Ein Werk... ein Wert in unserer Kultur. Und das nicht nur in der Musikwelt, sondern überhaupt in der Weihnachtszeit, in der wir alle feiern, die Geburt Christi, die Familie, christliches Handeln und Denken.

"Jauchzet, frohlocket!" so beginnt der Eingangschor, von Johann Sebastian Bach im Jahr 1734 komponiert. Festliche und strahlende Trompeten und Pauken eröffnen das Werk. Flöten, Oboen, Fagott, Orgel, Streicher und schließlich der Chor kommen hinzu.

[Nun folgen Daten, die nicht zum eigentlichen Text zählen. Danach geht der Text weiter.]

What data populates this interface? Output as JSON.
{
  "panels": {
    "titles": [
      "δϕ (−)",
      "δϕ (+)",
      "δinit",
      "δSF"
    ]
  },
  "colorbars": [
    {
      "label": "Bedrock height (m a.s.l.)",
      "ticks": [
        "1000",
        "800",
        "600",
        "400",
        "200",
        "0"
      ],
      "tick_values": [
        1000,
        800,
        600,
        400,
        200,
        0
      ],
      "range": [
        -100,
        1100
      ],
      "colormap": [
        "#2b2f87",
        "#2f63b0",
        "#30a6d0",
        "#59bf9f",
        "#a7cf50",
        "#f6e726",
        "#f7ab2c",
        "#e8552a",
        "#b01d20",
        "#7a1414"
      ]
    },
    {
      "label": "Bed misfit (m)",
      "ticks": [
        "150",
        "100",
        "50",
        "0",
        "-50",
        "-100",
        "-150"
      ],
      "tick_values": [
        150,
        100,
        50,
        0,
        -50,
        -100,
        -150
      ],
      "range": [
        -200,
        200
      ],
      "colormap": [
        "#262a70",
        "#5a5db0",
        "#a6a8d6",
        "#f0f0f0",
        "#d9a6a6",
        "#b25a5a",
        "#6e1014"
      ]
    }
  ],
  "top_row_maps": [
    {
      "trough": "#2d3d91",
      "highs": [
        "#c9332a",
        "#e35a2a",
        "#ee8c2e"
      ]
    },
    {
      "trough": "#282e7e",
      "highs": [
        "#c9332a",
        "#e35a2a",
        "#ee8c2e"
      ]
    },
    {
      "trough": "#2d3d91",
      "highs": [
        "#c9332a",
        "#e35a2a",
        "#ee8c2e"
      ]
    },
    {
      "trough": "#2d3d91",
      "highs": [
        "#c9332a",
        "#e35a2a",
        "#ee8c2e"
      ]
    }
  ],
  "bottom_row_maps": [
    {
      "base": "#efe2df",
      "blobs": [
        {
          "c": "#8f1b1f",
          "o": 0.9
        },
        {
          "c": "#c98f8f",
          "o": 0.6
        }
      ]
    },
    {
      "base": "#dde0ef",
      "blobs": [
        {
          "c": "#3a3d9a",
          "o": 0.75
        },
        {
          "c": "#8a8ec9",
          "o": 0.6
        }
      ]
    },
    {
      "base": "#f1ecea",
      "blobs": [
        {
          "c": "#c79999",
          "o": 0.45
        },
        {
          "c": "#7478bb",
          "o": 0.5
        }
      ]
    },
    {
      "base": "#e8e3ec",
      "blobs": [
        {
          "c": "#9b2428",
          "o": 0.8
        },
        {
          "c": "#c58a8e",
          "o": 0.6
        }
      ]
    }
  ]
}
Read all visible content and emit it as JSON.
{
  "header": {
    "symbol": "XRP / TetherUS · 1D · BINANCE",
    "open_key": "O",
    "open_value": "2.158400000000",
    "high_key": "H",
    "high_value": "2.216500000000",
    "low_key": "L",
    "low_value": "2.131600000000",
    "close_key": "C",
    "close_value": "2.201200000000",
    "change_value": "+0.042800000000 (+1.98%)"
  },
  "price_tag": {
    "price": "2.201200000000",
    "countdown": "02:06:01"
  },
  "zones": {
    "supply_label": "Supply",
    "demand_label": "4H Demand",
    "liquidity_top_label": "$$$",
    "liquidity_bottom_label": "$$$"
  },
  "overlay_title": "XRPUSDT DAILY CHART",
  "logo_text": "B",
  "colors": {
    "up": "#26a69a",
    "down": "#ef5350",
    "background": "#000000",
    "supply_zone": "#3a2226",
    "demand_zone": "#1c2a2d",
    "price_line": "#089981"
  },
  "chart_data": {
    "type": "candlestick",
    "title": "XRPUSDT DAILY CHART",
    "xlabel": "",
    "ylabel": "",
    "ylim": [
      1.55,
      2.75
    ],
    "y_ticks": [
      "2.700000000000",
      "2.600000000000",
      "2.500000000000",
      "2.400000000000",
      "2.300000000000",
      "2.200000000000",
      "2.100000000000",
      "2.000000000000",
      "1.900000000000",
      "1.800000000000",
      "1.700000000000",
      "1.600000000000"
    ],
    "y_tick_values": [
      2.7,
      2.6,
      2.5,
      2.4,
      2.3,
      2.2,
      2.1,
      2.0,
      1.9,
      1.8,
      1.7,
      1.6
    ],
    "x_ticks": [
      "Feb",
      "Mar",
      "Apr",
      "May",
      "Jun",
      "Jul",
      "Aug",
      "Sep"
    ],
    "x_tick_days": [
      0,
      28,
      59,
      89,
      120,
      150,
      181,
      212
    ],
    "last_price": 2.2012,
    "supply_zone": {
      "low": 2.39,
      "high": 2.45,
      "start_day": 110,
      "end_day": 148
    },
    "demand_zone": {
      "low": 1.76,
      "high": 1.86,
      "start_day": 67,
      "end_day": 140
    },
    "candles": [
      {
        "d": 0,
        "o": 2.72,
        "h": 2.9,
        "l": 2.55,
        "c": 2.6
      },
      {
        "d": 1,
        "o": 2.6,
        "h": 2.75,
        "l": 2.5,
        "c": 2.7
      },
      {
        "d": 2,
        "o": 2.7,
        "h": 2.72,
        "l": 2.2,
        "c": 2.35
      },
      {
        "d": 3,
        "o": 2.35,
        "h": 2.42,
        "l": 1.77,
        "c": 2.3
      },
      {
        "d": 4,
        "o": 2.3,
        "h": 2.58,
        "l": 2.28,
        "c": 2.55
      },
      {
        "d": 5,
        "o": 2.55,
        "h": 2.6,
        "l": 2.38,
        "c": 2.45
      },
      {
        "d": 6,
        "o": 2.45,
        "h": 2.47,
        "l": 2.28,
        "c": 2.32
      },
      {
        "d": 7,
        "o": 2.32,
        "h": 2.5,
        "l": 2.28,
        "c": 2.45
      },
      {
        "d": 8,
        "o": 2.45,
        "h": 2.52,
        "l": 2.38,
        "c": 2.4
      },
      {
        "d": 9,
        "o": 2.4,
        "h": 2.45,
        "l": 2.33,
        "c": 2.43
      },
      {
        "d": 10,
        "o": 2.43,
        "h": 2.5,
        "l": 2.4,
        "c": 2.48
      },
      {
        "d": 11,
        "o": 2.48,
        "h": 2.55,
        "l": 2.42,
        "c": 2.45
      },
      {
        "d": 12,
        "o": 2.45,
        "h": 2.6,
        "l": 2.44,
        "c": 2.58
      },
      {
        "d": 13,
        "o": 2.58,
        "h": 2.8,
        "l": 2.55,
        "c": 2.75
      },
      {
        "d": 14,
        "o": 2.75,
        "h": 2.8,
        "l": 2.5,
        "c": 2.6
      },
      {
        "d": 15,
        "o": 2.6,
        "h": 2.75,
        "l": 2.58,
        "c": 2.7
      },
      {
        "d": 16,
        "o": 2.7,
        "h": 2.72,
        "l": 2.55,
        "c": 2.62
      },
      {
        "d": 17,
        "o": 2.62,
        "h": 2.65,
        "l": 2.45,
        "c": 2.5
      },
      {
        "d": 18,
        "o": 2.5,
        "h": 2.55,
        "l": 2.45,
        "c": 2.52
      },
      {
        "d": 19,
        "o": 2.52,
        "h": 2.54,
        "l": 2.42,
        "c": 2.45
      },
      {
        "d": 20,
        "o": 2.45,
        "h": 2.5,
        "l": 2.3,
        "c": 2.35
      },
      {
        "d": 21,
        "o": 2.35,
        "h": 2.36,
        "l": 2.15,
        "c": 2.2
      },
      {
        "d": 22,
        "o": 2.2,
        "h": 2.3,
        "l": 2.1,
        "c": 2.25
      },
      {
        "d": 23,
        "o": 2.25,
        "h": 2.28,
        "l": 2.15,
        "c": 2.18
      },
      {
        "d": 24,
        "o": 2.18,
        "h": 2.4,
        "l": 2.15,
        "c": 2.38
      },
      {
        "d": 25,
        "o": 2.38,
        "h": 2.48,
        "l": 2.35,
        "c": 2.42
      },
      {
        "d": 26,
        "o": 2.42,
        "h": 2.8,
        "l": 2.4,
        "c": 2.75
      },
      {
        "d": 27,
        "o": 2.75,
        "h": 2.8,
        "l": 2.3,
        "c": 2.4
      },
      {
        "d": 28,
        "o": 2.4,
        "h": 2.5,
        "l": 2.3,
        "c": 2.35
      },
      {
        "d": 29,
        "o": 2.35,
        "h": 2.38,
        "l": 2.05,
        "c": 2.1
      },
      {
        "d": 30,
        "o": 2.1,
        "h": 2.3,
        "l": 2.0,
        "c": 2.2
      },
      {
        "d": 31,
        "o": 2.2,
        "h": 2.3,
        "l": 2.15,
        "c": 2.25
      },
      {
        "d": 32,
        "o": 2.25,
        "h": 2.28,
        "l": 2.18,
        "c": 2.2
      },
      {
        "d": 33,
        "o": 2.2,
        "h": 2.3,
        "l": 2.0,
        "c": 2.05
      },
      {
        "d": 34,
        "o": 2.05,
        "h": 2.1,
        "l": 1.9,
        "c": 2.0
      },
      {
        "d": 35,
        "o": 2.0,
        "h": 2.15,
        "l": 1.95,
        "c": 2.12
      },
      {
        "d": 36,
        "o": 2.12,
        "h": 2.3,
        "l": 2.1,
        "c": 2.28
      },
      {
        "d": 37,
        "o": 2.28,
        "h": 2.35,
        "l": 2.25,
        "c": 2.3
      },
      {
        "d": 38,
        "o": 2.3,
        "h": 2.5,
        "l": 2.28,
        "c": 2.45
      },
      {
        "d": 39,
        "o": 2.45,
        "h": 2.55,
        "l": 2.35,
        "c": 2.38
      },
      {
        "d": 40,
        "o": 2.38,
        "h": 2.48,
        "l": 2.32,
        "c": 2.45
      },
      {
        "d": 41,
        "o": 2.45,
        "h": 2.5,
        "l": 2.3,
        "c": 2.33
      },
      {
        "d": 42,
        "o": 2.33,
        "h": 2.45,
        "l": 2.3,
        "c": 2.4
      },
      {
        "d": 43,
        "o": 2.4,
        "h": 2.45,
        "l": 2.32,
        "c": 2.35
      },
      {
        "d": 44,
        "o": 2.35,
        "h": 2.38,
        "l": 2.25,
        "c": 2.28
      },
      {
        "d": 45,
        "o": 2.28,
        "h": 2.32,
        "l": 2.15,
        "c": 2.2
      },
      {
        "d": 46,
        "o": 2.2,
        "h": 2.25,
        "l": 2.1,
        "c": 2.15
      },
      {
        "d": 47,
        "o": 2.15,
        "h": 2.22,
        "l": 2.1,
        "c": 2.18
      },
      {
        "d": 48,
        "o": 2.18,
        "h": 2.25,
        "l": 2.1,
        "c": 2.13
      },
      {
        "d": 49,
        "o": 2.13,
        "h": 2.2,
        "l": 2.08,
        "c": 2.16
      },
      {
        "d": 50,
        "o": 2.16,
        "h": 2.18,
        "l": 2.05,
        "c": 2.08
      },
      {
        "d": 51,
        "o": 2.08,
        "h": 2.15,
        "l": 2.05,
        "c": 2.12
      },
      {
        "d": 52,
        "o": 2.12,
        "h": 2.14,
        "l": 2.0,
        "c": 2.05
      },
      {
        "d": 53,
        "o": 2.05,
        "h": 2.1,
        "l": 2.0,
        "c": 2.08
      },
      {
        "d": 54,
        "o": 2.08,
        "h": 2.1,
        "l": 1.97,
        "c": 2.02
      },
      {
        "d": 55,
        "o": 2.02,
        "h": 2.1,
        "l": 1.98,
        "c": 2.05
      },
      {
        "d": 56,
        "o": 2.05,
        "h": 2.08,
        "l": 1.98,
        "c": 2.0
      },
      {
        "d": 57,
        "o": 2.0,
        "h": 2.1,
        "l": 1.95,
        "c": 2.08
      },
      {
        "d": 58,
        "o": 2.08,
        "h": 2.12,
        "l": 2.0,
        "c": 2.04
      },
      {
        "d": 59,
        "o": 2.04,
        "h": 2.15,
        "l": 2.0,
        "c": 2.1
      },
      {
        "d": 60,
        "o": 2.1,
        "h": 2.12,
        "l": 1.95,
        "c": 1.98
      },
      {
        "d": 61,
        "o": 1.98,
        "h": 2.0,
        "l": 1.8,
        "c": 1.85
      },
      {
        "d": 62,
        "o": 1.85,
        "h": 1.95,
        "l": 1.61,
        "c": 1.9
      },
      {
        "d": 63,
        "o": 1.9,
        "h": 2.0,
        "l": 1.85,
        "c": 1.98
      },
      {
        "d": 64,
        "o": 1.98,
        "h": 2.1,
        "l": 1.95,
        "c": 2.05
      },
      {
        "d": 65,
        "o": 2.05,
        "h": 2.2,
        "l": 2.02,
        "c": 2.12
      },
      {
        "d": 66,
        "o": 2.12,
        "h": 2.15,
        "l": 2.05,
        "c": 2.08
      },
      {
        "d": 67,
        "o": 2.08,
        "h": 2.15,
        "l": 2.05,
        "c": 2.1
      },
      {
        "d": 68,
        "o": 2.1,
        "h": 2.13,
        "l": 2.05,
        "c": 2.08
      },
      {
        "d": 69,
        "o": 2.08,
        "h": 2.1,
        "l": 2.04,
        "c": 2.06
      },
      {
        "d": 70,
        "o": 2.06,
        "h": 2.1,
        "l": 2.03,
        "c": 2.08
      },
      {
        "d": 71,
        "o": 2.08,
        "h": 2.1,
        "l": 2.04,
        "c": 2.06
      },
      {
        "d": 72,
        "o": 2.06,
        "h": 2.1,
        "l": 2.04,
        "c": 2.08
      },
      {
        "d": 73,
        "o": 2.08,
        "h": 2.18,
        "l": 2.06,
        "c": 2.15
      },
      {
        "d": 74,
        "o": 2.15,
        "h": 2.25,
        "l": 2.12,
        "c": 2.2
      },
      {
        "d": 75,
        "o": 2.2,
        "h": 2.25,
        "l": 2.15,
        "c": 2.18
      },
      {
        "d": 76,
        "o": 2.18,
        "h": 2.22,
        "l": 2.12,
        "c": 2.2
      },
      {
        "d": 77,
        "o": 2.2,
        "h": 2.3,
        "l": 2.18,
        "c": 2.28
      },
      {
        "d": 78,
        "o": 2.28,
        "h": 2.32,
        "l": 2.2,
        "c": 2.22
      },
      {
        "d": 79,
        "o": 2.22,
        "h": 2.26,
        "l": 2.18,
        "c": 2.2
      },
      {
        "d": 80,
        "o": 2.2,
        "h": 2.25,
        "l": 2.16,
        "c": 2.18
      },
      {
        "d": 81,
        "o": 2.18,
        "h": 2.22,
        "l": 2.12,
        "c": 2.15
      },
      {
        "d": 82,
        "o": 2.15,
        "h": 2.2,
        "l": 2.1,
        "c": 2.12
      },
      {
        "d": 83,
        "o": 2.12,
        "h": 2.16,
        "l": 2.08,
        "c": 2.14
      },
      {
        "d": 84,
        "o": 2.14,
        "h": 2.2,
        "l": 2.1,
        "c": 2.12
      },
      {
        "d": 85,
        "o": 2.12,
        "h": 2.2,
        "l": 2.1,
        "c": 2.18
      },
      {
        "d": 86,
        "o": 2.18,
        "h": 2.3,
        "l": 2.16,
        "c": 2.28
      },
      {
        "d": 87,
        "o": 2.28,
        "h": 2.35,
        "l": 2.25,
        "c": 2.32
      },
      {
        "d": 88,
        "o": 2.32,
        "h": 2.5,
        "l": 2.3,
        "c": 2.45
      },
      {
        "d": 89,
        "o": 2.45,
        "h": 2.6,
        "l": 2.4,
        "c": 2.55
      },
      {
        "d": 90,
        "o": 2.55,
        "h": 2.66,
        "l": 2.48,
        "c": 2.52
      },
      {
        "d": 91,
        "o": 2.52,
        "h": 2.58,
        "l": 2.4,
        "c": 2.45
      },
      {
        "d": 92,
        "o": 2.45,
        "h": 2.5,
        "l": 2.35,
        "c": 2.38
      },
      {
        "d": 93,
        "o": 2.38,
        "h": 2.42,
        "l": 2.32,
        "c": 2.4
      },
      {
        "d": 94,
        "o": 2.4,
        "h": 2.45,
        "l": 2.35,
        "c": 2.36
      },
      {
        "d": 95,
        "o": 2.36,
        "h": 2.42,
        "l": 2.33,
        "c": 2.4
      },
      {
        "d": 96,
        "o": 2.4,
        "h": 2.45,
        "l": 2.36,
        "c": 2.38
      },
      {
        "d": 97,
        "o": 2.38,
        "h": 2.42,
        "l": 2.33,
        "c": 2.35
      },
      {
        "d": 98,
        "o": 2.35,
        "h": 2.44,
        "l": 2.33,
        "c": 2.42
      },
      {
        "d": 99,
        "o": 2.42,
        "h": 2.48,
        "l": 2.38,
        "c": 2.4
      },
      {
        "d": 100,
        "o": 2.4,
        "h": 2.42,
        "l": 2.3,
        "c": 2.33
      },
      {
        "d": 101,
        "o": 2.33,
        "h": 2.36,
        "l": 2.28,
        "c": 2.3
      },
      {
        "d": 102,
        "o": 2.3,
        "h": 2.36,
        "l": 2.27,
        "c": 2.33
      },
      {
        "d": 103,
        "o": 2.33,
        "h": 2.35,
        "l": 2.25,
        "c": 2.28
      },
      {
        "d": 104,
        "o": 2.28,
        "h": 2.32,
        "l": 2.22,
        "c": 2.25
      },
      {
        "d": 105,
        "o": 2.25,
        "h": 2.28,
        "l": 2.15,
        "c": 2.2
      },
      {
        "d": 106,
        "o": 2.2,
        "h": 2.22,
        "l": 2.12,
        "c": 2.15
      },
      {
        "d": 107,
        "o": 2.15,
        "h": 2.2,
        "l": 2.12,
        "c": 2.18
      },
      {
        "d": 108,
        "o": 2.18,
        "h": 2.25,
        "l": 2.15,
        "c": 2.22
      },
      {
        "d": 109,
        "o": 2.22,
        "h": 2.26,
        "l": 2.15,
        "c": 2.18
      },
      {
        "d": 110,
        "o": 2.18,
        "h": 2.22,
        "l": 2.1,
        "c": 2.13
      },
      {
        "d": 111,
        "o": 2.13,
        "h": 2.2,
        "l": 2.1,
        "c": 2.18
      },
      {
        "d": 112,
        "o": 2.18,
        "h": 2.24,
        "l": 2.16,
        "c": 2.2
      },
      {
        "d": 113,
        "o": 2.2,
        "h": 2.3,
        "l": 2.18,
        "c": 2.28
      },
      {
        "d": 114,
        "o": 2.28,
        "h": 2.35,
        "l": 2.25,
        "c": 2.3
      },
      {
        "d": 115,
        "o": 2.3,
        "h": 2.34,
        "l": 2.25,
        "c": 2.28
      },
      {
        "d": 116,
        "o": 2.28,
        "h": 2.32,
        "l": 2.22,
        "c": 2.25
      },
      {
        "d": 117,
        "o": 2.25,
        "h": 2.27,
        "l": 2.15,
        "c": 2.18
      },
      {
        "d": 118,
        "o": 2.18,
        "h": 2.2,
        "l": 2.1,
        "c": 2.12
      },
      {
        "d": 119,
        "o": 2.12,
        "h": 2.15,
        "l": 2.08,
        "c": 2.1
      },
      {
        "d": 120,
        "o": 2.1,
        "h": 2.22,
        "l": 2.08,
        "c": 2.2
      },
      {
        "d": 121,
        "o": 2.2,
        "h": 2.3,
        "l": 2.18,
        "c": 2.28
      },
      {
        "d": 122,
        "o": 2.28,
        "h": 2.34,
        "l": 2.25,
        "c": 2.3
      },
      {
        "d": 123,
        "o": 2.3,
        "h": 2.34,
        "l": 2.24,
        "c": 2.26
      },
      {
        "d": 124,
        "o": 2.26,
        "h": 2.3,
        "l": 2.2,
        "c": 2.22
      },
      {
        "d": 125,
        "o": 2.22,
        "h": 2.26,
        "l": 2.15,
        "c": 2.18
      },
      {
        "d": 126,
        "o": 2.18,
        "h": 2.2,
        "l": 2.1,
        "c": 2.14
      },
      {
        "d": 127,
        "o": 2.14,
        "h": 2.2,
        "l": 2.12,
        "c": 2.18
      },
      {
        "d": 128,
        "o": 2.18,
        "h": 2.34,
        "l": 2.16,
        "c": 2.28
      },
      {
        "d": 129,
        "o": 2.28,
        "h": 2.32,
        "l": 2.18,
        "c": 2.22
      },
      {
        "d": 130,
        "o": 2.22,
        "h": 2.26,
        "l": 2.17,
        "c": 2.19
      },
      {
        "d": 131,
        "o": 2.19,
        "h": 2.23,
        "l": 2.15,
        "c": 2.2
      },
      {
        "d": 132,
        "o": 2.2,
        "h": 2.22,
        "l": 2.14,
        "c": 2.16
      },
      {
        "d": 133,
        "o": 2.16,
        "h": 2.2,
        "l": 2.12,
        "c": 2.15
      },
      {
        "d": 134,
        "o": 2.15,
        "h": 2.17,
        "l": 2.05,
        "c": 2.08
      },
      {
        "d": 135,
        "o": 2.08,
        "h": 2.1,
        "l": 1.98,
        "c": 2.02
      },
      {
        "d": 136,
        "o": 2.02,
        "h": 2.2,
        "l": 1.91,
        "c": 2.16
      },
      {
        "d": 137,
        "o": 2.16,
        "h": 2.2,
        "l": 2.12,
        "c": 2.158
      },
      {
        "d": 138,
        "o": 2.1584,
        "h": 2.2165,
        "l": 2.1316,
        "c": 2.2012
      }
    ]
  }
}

Jauchzen, frohlocken: das können der Chor (Leitung: OStRin Michaela Treese) und das Orchester (Leitung: StDin Maria Anna Feldmeier-Zeidler) des Max - Reger- Gymnasiums im wahrsten Sinne des Wortes! Denn im Normalfall ist eine Aufführung des Weihnachtsoratoriums Teil I - III für einen Schulchor und ein Schulorchester allein nicht machbar: das Werk ist zu lang, sehr schwer, man braucht vier Gesangssolisten aus dem Profibereich, Trompeten- und Holzbläserparts gehören zu den Königsdisziplinen der jeweiligen Instrumentalisten.